元から拗れた関係ですからね。それプラス、拗れた時間が長過ぎます。今から、一般常識内の範囲にもって行くことは無理でしょ。もしできるのなら、とうに矯正してますわ。
やや危ない内容は、口に出さずに胸の内で。
「まぁ……そうだが」
打算もなにもなく、親身になって心配してくれる神獣様。
胸の当たりがほんわかと温かくなる。
「おいっ!? 顔と動作があってないぞ!!」
幸せに浸っていると、無粋な声が水をさす声がした。ジョン君だ。
「ちょっとは空気読んでくださいよ、ジョン君」
文句を言いながら魔猪を解体中。
まずは、風魔法で魔猪の首をスパンと切断する。後で牙も採取しないとね。討伐の証拠になるし、売ればお金になるからね。

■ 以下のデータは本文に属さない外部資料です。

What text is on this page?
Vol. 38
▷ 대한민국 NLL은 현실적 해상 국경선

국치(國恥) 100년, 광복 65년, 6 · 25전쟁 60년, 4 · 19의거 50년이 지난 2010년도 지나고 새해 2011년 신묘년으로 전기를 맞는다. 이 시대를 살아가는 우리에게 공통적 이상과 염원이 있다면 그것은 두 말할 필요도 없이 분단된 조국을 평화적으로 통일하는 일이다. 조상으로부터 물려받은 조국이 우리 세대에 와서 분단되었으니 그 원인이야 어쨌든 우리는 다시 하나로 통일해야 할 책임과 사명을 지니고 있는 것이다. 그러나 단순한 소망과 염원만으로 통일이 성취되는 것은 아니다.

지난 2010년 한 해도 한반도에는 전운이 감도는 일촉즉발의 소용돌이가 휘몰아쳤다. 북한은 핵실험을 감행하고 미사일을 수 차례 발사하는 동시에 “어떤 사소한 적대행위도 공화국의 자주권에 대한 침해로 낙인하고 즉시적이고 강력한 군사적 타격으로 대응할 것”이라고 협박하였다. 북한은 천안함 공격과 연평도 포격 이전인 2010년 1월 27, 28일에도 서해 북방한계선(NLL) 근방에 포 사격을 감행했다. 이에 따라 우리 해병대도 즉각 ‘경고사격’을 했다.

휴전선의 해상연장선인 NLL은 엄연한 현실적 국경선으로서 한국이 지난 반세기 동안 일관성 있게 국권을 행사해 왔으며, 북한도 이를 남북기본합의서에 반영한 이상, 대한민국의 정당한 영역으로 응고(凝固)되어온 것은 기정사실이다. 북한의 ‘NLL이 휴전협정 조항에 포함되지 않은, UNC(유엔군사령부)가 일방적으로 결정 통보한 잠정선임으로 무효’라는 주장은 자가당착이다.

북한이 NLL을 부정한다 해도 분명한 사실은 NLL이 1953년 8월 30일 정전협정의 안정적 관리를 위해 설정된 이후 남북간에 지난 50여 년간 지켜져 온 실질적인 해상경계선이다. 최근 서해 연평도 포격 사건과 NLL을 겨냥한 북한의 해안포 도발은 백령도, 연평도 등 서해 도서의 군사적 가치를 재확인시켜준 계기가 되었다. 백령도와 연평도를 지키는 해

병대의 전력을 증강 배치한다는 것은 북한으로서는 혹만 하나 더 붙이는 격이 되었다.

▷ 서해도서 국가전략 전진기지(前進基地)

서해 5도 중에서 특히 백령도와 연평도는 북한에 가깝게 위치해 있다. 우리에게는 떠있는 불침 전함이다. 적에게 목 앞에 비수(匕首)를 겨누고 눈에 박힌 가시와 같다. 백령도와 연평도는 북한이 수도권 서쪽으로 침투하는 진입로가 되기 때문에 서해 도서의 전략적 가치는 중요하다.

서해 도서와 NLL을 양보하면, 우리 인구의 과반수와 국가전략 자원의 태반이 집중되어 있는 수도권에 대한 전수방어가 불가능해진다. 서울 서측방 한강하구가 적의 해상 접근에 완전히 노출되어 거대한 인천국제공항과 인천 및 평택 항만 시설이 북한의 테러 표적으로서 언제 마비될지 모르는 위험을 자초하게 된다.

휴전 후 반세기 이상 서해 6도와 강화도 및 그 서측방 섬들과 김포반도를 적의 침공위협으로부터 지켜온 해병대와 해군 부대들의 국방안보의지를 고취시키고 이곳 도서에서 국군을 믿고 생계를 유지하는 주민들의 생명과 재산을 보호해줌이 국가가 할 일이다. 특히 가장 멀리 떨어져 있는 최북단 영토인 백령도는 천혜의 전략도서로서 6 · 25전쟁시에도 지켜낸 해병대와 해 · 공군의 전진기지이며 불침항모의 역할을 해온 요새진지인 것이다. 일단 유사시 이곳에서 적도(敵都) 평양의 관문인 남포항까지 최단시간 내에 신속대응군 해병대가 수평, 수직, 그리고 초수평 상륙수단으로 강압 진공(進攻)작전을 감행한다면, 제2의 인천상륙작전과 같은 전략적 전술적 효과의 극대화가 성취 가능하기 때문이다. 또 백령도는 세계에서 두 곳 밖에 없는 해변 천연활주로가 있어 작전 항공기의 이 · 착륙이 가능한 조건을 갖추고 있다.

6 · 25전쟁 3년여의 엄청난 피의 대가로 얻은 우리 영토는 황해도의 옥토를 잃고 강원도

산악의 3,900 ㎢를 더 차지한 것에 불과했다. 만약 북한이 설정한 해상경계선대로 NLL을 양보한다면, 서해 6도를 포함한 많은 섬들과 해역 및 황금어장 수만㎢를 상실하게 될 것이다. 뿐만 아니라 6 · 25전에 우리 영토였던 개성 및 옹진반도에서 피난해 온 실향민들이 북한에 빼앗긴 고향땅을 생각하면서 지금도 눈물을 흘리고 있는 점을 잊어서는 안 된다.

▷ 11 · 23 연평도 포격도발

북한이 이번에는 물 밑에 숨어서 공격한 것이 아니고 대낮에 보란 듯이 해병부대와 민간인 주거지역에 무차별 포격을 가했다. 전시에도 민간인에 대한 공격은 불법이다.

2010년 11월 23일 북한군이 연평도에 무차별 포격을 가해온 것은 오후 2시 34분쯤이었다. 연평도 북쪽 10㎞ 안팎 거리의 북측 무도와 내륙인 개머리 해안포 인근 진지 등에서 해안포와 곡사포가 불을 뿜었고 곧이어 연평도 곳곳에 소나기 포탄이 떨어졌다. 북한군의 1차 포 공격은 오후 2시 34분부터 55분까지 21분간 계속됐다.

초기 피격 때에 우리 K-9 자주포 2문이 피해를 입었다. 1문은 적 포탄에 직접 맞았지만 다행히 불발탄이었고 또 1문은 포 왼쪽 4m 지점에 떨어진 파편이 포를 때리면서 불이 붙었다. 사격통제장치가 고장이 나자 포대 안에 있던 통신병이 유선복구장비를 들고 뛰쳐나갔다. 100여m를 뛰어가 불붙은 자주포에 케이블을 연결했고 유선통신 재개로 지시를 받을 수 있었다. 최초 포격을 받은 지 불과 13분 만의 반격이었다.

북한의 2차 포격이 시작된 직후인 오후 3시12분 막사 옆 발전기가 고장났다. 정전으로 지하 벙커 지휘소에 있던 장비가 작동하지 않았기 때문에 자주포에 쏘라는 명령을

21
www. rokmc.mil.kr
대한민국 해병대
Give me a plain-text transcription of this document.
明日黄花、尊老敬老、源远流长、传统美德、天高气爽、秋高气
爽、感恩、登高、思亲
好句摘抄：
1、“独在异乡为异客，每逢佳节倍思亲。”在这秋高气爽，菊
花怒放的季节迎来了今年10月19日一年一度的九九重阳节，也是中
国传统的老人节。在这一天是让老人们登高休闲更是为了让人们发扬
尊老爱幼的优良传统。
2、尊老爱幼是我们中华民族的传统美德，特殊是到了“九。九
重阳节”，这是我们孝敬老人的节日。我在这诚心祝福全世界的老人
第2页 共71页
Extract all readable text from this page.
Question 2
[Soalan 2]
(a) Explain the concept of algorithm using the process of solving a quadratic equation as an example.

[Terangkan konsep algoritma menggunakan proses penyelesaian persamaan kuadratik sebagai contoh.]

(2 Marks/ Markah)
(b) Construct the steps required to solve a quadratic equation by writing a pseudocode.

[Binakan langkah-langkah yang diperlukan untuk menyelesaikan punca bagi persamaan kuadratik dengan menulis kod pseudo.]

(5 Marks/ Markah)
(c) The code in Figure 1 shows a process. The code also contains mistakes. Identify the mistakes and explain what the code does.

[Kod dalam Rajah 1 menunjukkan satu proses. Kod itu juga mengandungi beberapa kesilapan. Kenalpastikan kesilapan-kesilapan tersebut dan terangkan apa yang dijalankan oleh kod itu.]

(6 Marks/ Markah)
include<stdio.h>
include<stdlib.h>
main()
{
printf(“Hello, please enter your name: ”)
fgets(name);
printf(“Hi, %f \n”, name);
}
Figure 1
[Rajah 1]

でもその前に、ナイフを魔猪の腹に突き刺し、素早く内蔵を取り出さないと。せっかくの肉が臭くなっちゃう。
隣では、神獣様が口元を真っ赤に染めて魔猪の肉に舌鼓中だし。
二頭討伐したから、大きい方を神獣様に。といっても、どっちもニメートル超えているからね。食べごたえあるわ。腐ると困るから、余った分は下処理をしてから凍らせて保存しないとね。
「いやいや、何で、俺が怒られてるんだよ!?」
真っ青な顔で怒鳴るジョン君。フランクは黙々と作業を手伝ってくれてる。両手を真っ赤に染めてないのはジョン君だけ。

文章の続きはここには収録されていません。